Las recientes –y no tan recientes– crisis políticas en el país tienen como elemento común la ruptura de la confianza al interior de un círculo de poder. Sin entrar en juicios morales o jurídicos sobre las conductas reveladas, eso es lo que está detrás de la “traición” (como la han llamado muchos) de la secretaria personal al actual jefe del Estado en el escándalo Richard Swing y el consiguiente amago de vacancia presidencial.
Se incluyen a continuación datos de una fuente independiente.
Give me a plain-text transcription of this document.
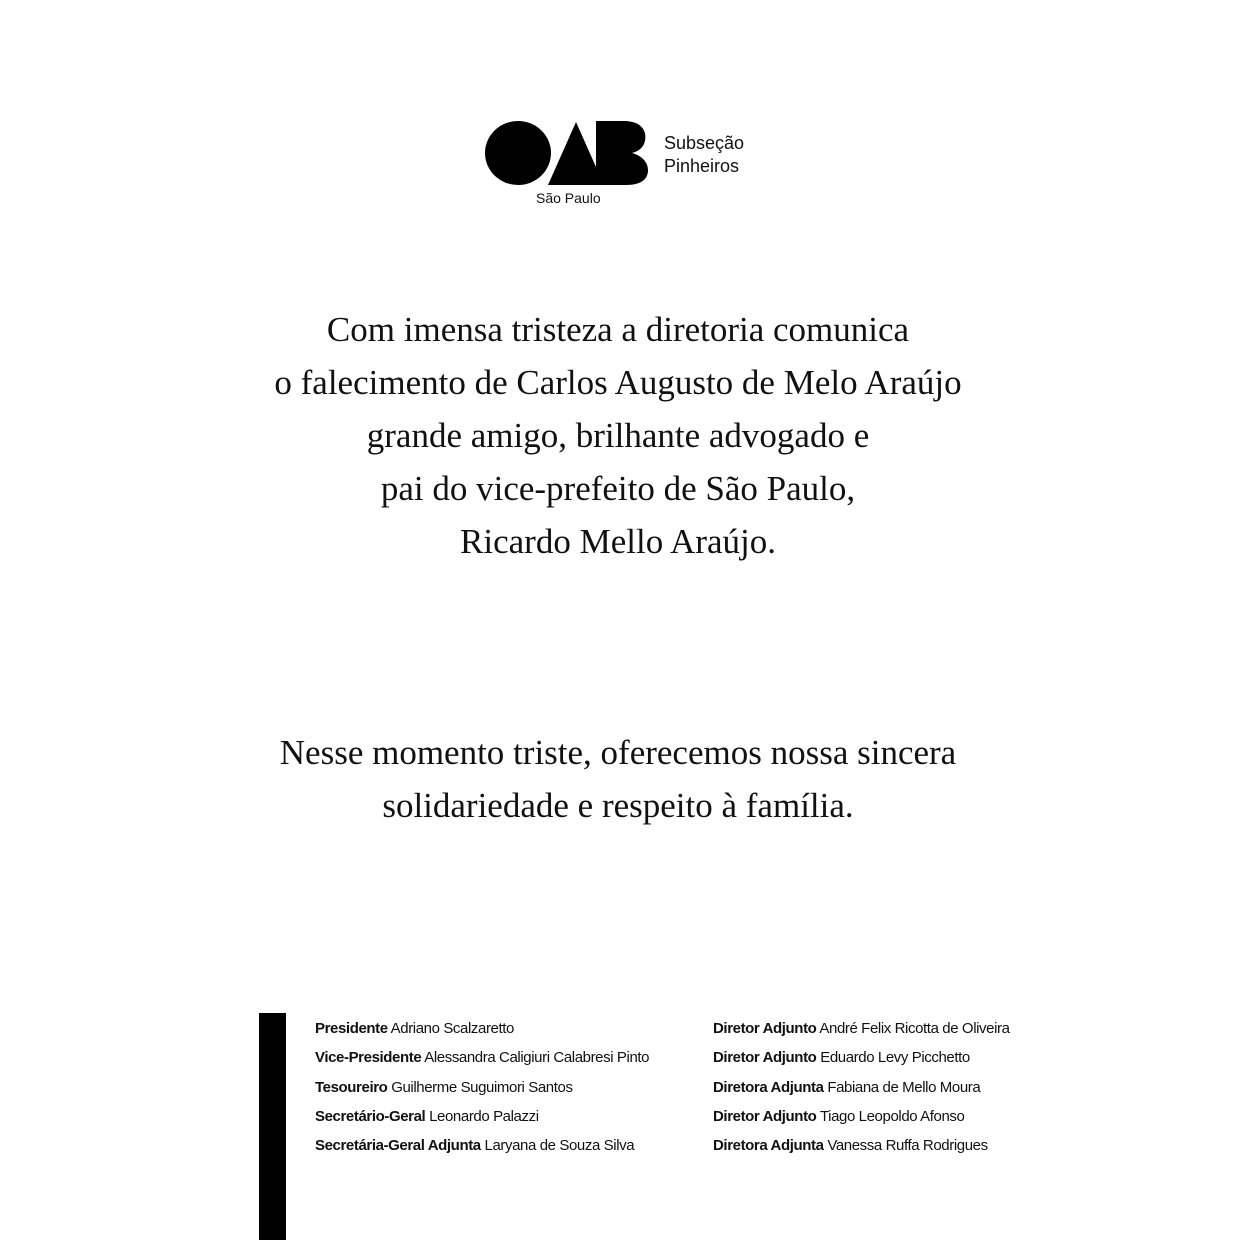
São Paulo
Subseção
Pinheiros
Com imensa tristeza a diretoria comunica
o falecimento de Carlos Augusto de Melo Araújo
grande amigo, brilhante advogado e
pai do vice-prefeito de São Paulo,
Ricardo Mello Araújo.
Nesse momento triste, oferecemos nossa sincera
solidariedade e respeito à família.
Presidente Adriano Scalzaretto
Vice-Presidente Alessandra Caligiuri Calabresi Pinto
Tesoureiro Guilherme Suguimori Santos
Secretário-Geral Leonardo Palazzi
Secretária-Geral Adjunta Laryana de Souza Silva
Diretor Adjunto André Felix Ricotta de Oliveira
Diretor Adjunto Eduardo Levy Picchetto
Diretora Adjunta Fabiana de Mello Moura
Diretor Adjunto Tiago Leopoldo Afonso
Diretora Adjunta Vanessa Ruffa Rodrigues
Nótese que secretaria deriva de “secreto”. Pero a su vez ese jefe del Estado conspiró defenestrar a su antecesor (al punto de nombrar primer ministro, aunque este primero negó que asumiría, al principal promotor de la destitución).
Intrigas y conspiraciones son parte de la historia política, económica, empresarial, social, criminal y hasta religiosa de la humanidad, desde el mito fundacional judeo-cristiano del Génesis –Caín y Abel– hasta los delatores de las trapacerías (criminales o no) de presidentes de EE.UU. como Richard Nixon o Donald Trump, pasando por las geniales piezas de teatro shakespeareanas y sus historias tristes de reyes muertos (y traicionados). En el Perú, se trata de una constante desde el advenimiento de la historia escrita (y tal vez desde antes), con la guerra fratricida entre Huáscar y Atahualpa, seguramente más compleja de lo que podían entender los cronistas españoles. Desde entonces, odios, envidias y traiciones constituyen el gran hilo conductor de nuestros (fallidos) intentos de convivencia.
Según una encuesta del IEP de inicios del 2019, tan solo el 42% de peruanos creía que la gente es algo o muy confiable, y me parece razonable presumir que esa confianza interpersonal solo podría estar decayendo por efecto de la pandemia, que hace desconfiar del prójimo como posible agente de contagio, así como de la creciente interacción virtual, con su fariseísmo de redes sociales que degrada el debate publico a la mera demolición sistemática de las disidencias, y da lugar a una democracia y a una “justicia” cada vez más glandulares e impulsivas y menos cerebrales y razonables.
Y es que la convivencia requiere de instituciones. La institucionalidad, entendida como la eficaz y predecible aplicación de unas reglas de juego previamente acordadas, exige confianza entre los actores relevantes; por tanto, la traición tendría que ser la excepción. La democracia, al ser un sistema de delegación de la gestión de los bienes públicos a las autoridades, es –como he sostenido en artículos académicos– una suerte de fideicomiso o encargo fiduciario: una relación de confianza-lealtad.
Pero la confianza no solo importa a nivel macro; hace pocos años un estudio del Instituto Integración encontró que la ética del trabajo de los peruanos es fortísima, y, sin embargo, ello no se traduce en una mayor productividad. Y no solo por deficiencias educativas; también por la energía desperdiciada en envidias, conflictividad, etc. El psicólogo social Jorge Yamamoto explica en una Ted Talk que según sus estudios empíricos la felicidad de los peruanos está fuertemente correlacionada con altos niveles de colaboración comunitaria… en grupos pequeños. Conforme más grande el espectro de la interacción y menos cosas en común entre los que ahí confluyen, aparecen variables como la envidia y hasta la ‘Schadenfreude’ (alegrarse por la desgracia ajena).
Sin embargo, el menor alcance tampoco asegura la colaboración. En mi experiencia empresarial, abogadil y como periodista económico, las intrigas y deslealtades al interior de las organizaciones privadas, con y sin fines de lucro, están también a la orden del día. Y, por cierto, en las familias.
¿Cómo crear, entonces, círculos concéntricos de confianza? El historiador israelí Yuval Noah Harari sostiene en su libro “Sapiens” que la colaboración humana a gran escala se ha logrado siempre que se ha instalado comunitariamente una narrativa que –sin necesidad de ser cierta– logre un nivel de identificación suficientemente extendido entre los individuos como para que todos, o la gran mayoría, crean en ella. Pone como ejemplos el cristianismo, la democracia, los derechos humanos, el capitalismo y hasta el dinero (moneda “fiduciaria”).
A nivel de las organizaciones, esa narrativa se vincula al propósito de la empresa. La gente colaborará (mejor) si cree en la finalidad trascendente –de impacto social— que esta persigue. A nivel país, el objetivo nacional de largo plazo que compartan todos los ciudadanos. La idea de un país moderno al bicentenario, objetivo propuesto por el anterior mandatario (PPK), ciertamente no caló. Se trata ahora de encontrar esa aspiración común a todos los peruanos para ponernos a trabajar. La pandemia nos dejará varias opciones.